Summary

Détermination des relations d’auto et d’intercompatibilité dans les a abricots combinant la pollinisation manuelle, la microscopie et les analyses génétiques

Published: June 16, 2020
doi:

Summary

Nous présentons une méthodologie pour établir les exigences de pollinisation des cultivarsd’abricot (Prunus armeniaca L.) combinant la détermination de l’auto-compatibilité par microscopie de fluorescence avec l’identification du S-génotype par analyse pcr.

Abstract

L’autocompatibilité dans rosaceae est déterminée par un système d’auto-incompatibilité gametophytique (GSI) qui est principalement contrôlé par le locus multiallelique S. Dans l’abricot, la détermination des relations d’auto-compatibilité et d’intercompatibilité est de plus en plus importante, puisque la libération d’un nombre important de nouveaux cultivars a entraîné l’augmentation des cultivars ayant des exigences de pollinisation inconnues. Ici, nous décrivons une méthodologie qui combine la détermination de l’auto-compatibilité par pollinisation manuelle et microscopie avec l’identification du génotype Spar l’analyse pcr. Pour la détermination de l’auto-compatibilité, les fleurs à l’étape du ballon de chaque cultivar ont été recueillies dans le champ, pollinisées à la main en laboratoire, fixes et tachées de bleu aniline pour l’observation du comportement du tube pollin sous la microscopie de fluorescence. Pour l’établissement de relations d’incompatibilité entre les cultivars, Sl’ADN de chaque cultivar a été extrait de jeunes feuilles et S-allèles ont été identifiés par PCR. Cette approche permet d’établir des groupes d’incompatibilité et d’élucider les relations d’incompatibilité entre les cultivars, ce qui fournit une information précieuse pour choisir les pollinisateurs appropriés dans la conception de nouveaux vergers et pour sélectionner les parents appropriés dans les programmes d’élevage.

Introduction

L’autocompatibilité est une stratégie des plantes à fleurs pour prévenir l’autopollinisation et promouvoir la croisement1. Dans rosaceae, ce mécanisme est déterminé par un système d’auto-incompatibilité gametophytique (GSI) qui est principalement contrôlé par le locus multiallelique S2. Dans le style, le gène RNase code le déterminant sylar S-s,un RNase3, tandis qu’une protéine F-box, qui détermine le déterminant du pollen S,est codifiée par le gène4de la SFB . L’interaction d’auto-incompatibilité a lieu par l’inhibition de la croissance du tube pollinique le long du style empêchant la fertilisation de l’ovule5,6.
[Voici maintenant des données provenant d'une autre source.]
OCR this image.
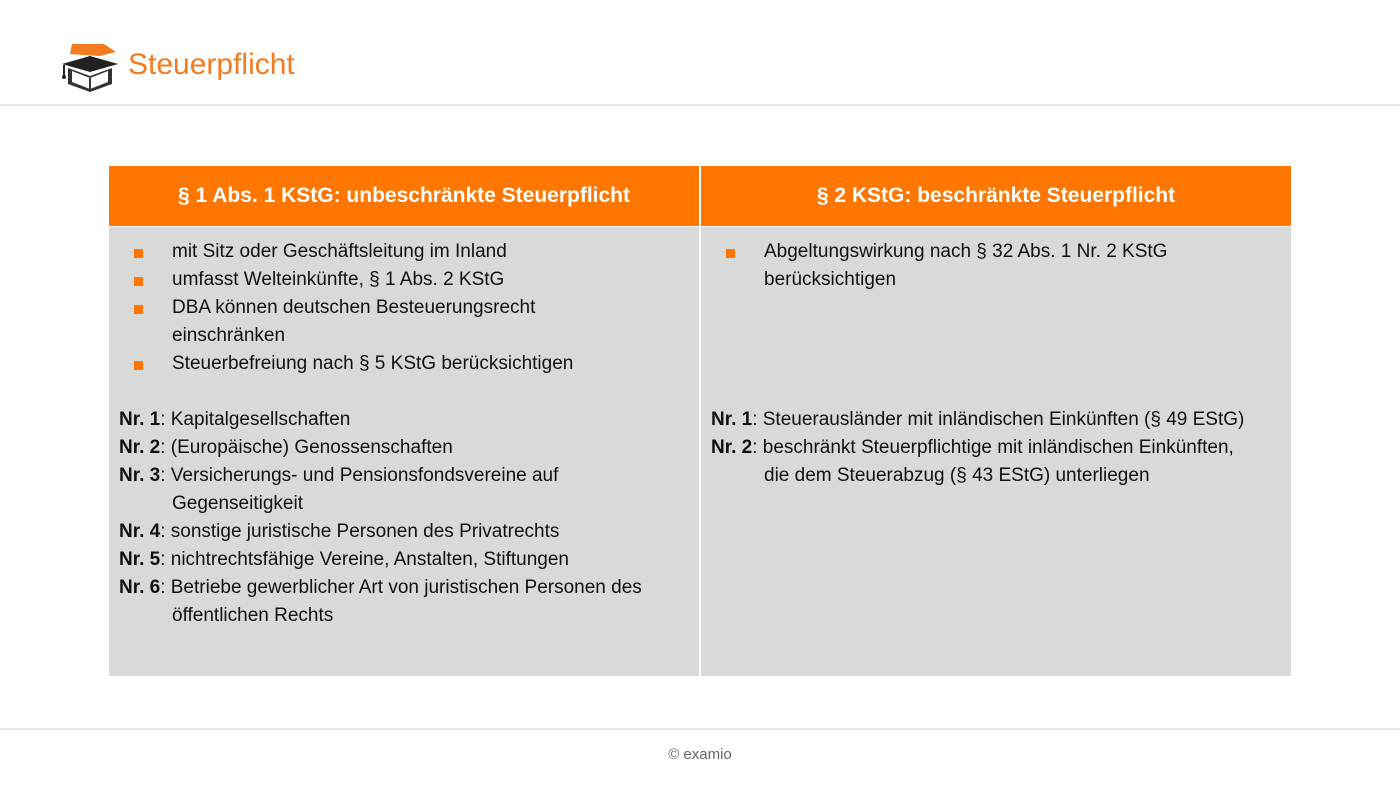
Steuerpflicht
§ 1 Abs. 1 KStG: unbeschränkte Steuerpflicht	§ 2 KStG: beschränkte Steuerpflicht
mit Sitz oder Geschäftsleitung im Inland
umfasst Welteinkünfte, § 1 Abs. 2 KStG
DBA können deutschen Besteuerungsrecht einschränken
Steuerbefreiung nach § 5 KStG berücksichtigen
Nr. 1: Kapitalgesellschaften
Nr. 2: (Europäische) Genossenschaften
Nr. 3: Versicherungs- und Pensionsfondsvereine auf Gegenseitigkeit
Nr. 4: sonstige juristische Personen des Privatrechts
Nr. 5: nichtrechtsfähige Vereine, Anstalten, Stiftungen
Nr. 6: Betriebe gewerblicher Art von juristischen Personen des öffentlichen Rechts
Abgeltungswirkung nach § 32 Abs. 1 Nr. 2 KStG berücksichtigen
Nr. 1: Steuerausländer mit inländischen Einkünften (§ 49 EStG)
Nr. 2: beschränkt Steuerpflichtige mit inländischen Einkünften, die dem Steuerabzug (§ 43 EStG) unterliegen
© examio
En abricot, un renouvellement variétal a eu lieu dans le monde entier au cours des deux dernières décennies7,8. Cette introduction d’un nombre important de nouveaux cultivars, provenant de différents programmes d’élevage publics et privés, a entraîné l’augmentation des cultivars d’abricots ayant des besoins inconnus de pollinisation8.
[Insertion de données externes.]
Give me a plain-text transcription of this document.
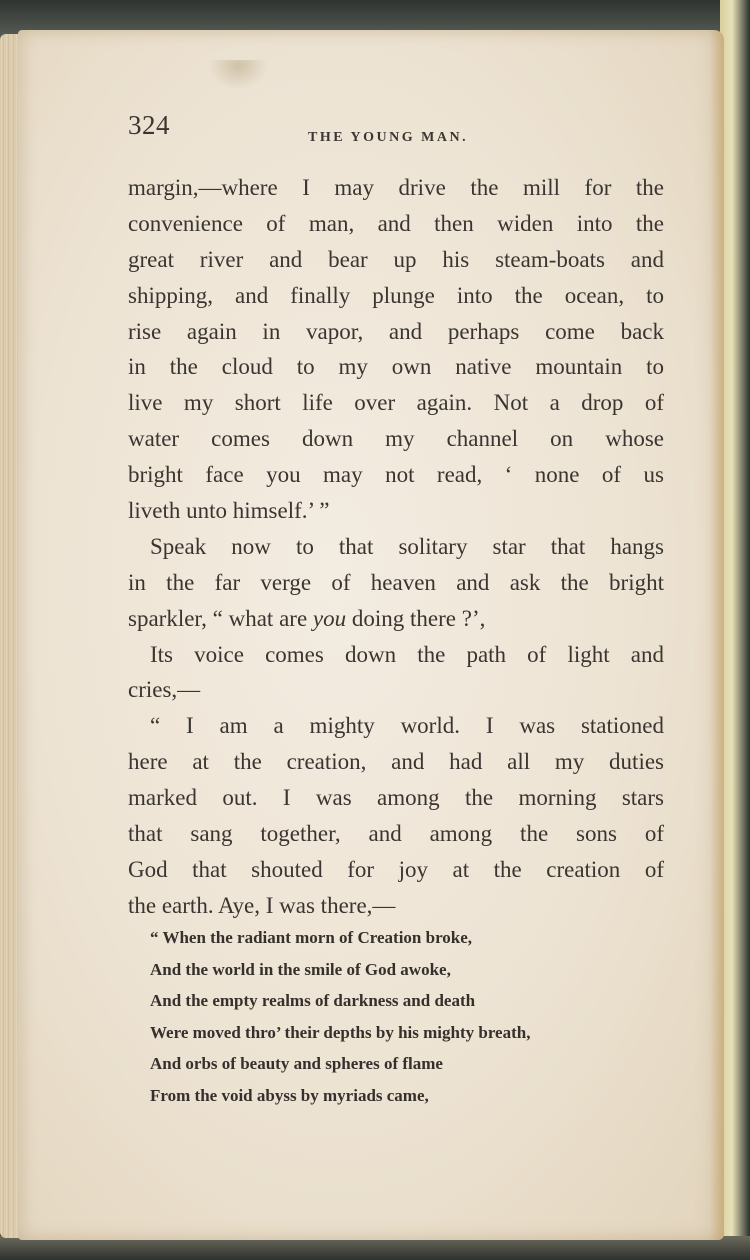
324	THE YOUNG MAN.
margin,—where I may drive the mill for the
convenience of man, and then widen into the
great river and bear up his steam-boats and
shipping, and finally plunge into the ocean, to
rise again in vapor, and perhaps come back
in the cloud to my own native mountain to
live my short life over again. Not a drop of
water comes down my channel on whose
bright face you may not read, ‘ none of us
liveth unto himself.’ ”
Speak now to that solitary star that hangs
in the far verge of heaven and ask the bright
sparkler, “ what are you doing there ?’,
Its voice comes down the path of light and
cries,—
“ I am a mighty world. I was stationed
here at the creation, and had all my duties
marked out. I was among the morning stars
that sang together, and among the sons of
God that shouted for joy at the creation of
the earth. Aye, I was there,—
“ When the radiant morn of Creation broke,
And the world in the smile of God awoke,
And the empty realms of darkness and death
Were moved thro’ their depths by his mighty breath,
And orbs of beauty and spheres of flame
From the void abyss by myriads came,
Différentes méthodologies ont été utilisées pour déterminer les exigences de pollinisation dans l’abricot. Sur le terrain, la compatibilité de soi peut être établie par des pollinisations contrôlées dans des arbres en cage ou dans des fleurs émasculées et en enregistrant par la suite le pourcentage de fruits ensemble9,10,11,12. En outre, des pollinisations contrôlées ont été effectuées en laboratoire par culture semi-in vivo des fleurs et l’analyse du comportement du tube pollinique sous microscopie de fluorescence8,13,14,15,16,17. Récemment, les techniques moléculaires, telles que l’analyse et le séquençage du PCR, ont permis la caractérisation des relations d’incompatibilité basées sur l’étude des gènes RNase et SFB 18,19. En abricot, trente-trois S-allèles ont été signalés (S1 à S20, S22 à S30, S52, S53, Sv, Sx), y compris un allèle lié à l’auto-compatibilité (Sc)12,18,20,21,22,23,24. Jusqu’à présent, 26 groupes d’incompatibilité ont été stablis dans cette espèce selon le S-génotype8,9,17,25,26,27. Les cultivars avec les mêmes allèles Ssont inter-incompatibles, tandis que les cultivars avec au moins un S-allèledifférent et, par conséquent, répartis dans différents groupes incompatibles, sont intercompatibles.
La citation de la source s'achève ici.